Before he began explicity exploring his Jamaican background
by interpreting the music of the island, Alexander was a
pretty straight ahead jazz pianist, albeit an overlooked
one. His style, which directly referenced Oscar Peterson,
Nat “King” Cole, Ahmad Jamal, and Errol Garner,
was a great fit for the trio conception that he put together.
Steaming Hot,
an Alexander twofer from Concord, reprises to excellent
piano trio albums from his years at that label. The first,
originally released in 1985 as
Full
Steam Ahead, finds him in the company
of Brown and drummer Frank Gant. Alexander swings easily,
making him quite a fit for the effortless walking of Brown’s
bass lines. He gravitates toward the blues regardless of
the structure of the tune he is addressing, as demonstrated
by his solo work in the opening track, “Freddie Freeloader.”
He provides just the right touch for the bossa rhythms of
Jobim’s “Once I Loved,” and Brown demonstrates
on this track just why he was so sought after. He is always
there to fill the space with just the right inflection or
comment, but never creates an overly busy sound. What he
plays is always so completely right that it often seems
he could not have played anything else in that spot. Other
standouts from this set include the Ray Brown bebop composition
“Ray’s Idea” on which Alexander gets to
demonstrate his bop chops. The weirdest item is a lightning-fast,
less than three minute take on the Rolling Stones’
“I Can’t Get No Satisfaction,” but the
other song selections are spot on: “Happy Talk,”
Randy Weston’s classic “Hi-Fly,” and the
standard “Just Friends.”
The second disc, originally released in 1995
under the title
Steamin’,
finds Alexander in the company of bassist Ira Coleman and
drummer Dion Parson. By this time Alexander’s penchant
for choosing great songs that hadn’t been done to
death on jazz recordings was in evidence.
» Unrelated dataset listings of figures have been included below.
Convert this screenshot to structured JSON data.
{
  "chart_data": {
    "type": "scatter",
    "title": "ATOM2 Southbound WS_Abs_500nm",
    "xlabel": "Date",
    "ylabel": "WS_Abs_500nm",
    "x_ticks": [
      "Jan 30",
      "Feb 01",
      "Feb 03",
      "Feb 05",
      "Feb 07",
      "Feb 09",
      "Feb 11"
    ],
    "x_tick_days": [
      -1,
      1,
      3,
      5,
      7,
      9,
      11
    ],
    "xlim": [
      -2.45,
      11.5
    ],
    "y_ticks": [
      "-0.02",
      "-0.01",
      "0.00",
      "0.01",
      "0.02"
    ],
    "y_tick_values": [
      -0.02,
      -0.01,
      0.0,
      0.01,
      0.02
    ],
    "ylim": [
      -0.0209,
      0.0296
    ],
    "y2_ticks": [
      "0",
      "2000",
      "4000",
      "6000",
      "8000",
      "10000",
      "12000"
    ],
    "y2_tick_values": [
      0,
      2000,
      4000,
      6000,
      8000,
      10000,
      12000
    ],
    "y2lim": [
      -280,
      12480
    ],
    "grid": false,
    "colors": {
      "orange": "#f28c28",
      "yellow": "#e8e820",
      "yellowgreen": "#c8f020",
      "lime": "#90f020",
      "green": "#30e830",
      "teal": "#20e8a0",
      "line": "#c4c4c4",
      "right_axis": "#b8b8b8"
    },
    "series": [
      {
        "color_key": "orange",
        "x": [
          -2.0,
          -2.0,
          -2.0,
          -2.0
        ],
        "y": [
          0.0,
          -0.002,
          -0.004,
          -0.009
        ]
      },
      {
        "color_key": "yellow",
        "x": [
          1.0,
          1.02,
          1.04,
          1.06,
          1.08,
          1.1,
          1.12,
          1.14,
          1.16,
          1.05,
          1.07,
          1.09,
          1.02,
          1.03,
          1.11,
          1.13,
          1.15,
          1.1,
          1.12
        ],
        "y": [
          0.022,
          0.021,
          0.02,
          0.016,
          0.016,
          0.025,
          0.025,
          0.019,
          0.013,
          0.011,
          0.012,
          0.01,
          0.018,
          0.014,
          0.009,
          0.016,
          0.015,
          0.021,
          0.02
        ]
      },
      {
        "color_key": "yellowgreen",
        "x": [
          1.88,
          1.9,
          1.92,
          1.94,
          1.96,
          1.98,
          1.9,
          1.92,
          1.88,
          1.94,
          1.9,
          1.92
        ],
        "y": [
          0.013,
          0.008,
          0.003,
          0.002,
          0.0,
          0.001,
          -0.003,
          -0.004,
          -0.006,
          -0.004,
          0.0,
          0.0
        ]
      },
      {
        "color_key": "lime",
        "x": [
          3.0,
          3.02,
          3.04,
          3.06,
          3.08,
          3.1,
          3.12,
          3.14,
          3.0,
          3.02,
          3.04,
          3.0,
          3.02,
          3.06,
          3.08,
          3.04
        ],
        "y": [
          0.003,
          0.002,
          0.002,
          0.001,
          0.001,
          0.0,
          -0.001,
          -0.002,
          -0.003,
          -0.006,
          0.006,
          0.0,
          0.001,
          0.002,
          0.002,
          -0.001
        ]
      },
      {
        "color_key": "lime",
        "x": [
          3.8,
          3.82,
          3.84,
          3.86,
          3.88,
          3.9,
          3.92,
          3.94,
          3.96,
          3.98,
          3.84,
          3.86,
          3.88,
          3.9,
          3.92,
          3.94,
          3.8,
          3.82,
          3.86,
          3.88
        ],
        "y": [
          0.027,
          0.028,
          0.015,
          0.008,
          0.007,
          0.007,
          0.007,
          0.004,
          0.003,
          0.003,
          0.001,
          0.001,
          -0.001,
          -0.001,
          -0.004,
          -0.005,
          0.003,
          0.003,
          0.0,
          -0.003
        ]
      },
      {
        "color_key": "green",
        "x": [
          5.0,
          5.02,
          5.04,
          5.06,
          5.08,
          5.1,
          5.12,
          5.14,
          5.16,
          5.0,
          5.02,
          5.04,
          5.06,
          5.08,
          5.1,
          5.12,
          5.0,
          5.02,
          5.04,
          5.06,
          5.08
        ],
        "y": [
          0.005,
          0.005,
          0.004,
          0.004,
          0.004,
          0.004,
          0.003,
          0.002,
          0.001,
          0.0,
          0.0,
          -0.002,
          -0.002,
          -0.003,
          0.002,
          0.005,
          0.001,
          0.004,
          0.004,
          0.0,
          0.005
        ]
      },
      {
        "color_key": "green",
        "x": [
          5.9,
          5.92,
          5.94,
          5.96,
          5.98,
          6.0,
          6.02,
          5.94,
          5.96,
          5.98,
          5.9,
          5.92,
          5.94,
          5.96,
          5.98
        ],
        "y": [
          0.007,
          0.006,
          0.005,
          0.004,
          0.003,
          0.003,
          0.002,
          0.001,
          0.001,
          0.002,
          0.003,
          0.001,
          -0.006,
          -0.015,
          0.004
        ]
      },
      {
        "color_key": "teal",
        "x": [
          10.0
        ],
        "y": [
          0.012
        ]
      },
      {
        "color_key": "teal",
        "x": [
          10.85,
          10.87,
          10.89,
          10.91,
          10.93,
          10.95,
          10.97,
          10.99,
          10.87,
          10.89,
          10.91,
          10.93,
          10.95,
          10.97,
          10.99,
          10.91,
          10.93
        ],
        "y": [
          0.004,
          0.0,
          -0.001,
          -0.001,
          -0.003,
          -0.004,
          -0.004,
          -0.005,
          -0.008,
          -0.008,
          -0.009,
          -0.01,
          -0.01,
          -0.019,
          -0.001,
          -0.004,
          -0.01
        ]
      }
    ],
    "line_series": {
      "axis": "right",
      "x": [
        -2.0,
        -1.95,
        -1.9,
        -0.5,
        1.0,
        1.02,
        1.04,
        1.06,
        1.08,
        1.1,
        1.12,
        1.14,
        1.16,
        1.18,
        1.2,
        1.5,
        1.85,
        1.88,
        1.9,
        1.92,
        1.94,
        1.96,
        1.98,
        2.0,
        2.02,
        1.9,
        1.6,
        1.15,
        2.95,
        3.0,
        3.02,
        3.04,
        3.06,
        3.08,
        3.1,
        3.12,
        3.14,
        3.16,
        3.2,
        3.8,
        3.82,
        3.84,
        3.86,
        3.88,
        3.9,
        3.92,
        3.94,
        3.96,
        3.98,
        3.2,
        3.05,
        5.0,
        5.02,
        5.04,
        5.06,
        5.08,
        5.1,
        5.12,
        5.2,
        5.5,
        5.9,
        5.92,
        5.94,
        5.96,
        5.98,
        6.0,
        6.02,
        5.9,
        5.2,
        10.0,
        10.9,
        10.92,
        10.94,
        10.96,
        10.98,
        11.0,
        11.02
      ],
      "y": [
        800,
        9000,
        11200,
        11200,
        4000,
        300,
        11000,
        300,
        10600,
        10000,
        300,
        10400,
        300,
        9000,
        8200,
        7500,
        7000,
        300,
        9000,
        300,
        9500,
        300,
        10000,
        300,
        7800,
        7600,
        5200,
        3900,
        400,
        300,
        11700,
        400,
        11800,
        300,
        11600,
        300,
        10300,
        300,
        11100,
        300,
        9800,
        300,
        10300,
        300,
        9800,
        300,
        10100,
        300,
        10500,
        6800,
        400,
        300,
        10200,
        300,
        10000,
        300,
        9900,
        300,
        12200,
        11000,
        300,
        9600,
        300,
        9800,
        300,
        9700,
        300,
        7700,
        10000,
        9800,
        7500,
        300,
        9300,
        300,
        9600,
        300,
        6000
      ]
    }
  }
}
He leads off with
a completely charming rendition of Anthony Newley’s
“Pure Imagination” from Willie Wonka &
the Chocolate Factory, a number that you’d think
would have been performed by more jazz artists because of
its very melodic nature. He also takes a crack at Bob Marley’s
“Lively Up Yourself,” foreshadowing his first
album for Telarc, Stir It Up, which was made up
entirely of Marley tunes. There are also two lively Alexander
originals, “Dear Diz,” a remembrance of Dizzy
Gillespie that sometimes recalls Gillespie’s “Manteca”
in its rhythms, and “Tucker Avenue Stomp,” a
32-bar tune that harkens back to the neighborhood in which
Monty grew up. The date ends with Alexander providing a
solo stride rendition of the standard “Young At Heart.”